I was writing the pull requests for the translate_flores function and to add an argument to switch to flores devtest instead of dev on demand… and since it was intertwined with COMET score automation, I finished scripting it nonetheless.
Still have to test it thoroughly though : because of the protobuf discrepancy, verification will require installing locomotive with unbabel-comet from scratch so it’ll be a few weeks before coming to you.
COMET is actually helpful because devoid of the biases that hamper BLEU evaluation, even though it is far less sensitive.
An example :
BLEU-wise, BASE models are indiscernable from models with “accum_count” = 25 and transformer_ff" = 4096.
Upon manual evaluation, scores are somewhat better with the latter : BASE models are unable to translate any term above a certain number of tokens, rendering it as gibberish, whereas the “GRASP” models as I call them translate better, but use a poor syntax and some semantic shortcuts that lowers the BLEU score disproportionately.
Although the score difference is only 1%, COMET is able to highlight better translations quite consitently : one has to be aware that 1% more in COMET is actually worth a big deal for final users.
Actually, I use now both metrics : when BLEU shots up on either the dev or devtest flores it also means something : the best german->English model I have trained so far has a BLEU(dev) of 69, way above the others, and actually gives better translations, even though the COMET score is quite similar.
I’ll tell you how I came by it when I’m finished dwelling into hyperparameters for good. I already came into quite interesting conclusions that you might like to read.

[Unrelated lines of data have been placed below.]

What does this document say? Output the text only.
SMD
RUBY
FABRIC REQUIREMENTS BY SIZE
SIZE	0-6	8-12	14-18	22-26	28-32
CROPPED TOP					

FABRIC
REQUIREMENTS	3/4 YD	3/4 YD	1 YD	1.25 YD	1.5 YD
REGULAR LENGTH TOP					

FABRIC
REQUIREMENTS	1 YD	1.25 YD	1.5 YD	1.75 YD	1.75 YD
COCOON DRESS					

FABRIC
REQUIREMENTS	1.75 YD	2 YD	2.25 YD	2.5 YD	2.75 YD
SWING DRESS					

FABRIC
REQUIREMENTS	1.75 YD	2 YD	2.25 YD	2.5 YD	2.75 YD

For now, I established that,
- optimal “transformer_ff” value is 8*word_vec_size (or hidden_size, the two must be equal)
- optimal “enc_layers” values are multiples of “dec_layers”… which means 18 enc is better than 20 if you leave the decoder as default. Actually 12 layers is not bad either, depending on the quality of your training dataset it can be even better than 20…
- there is a second degree effect between “vocab_size” and “enc_layers” : the more layers, the blurrier the classes, therefore at default (6) encoding layers value, optimal “vocab_size” is 50k, but not for 12 or 18 layers (have used 32k, testing 40k)
- the more layers, the blurrier the classes, so I have dabbled with a known antidote : “label_smoothing” After fumbling quite a few times, I found 0.125 to improve marginally the synonym issue on an 18 layers model
- also noticed that models synthetized in retrospect with the “inflight” argument from one of the two checkpoints having the highest “val.BLEU” value are often better than end-of-training ones…
Of course, all of this is highly dependent on the quality of your training data, which is 80% of your model’s ability indeed. But the last 20% helps beating many of the publicly available systems (except Google for exactitude and DeepL for fluidity).
Google’s job is data so there is no way they won’t always have the best aligned sources to train their models, hence be in front regarding semantic exactitude
With DeepL, an OpenNMT model can actually score at par word-to-word-wise. Their advantage lies in fluidity. How do they obtain such verismilitude in translation is anyone’s guess, mine being that are likely to use Levenshtein-like decoders, probably in combination with some conformer features.
What I came to take as a certainty is that usual transformers simply are unable of such fluidity. It takes in-depth architecture modification to recognize and rearrange not only individual tokens but also process them within syntagmic blocks of tokens probably defined as a class. I’m not even sure the attention mechanism is apt at this kind of task, it looks more like a convolutional mechanism or placeholder susbtitution being at work, hence my guess.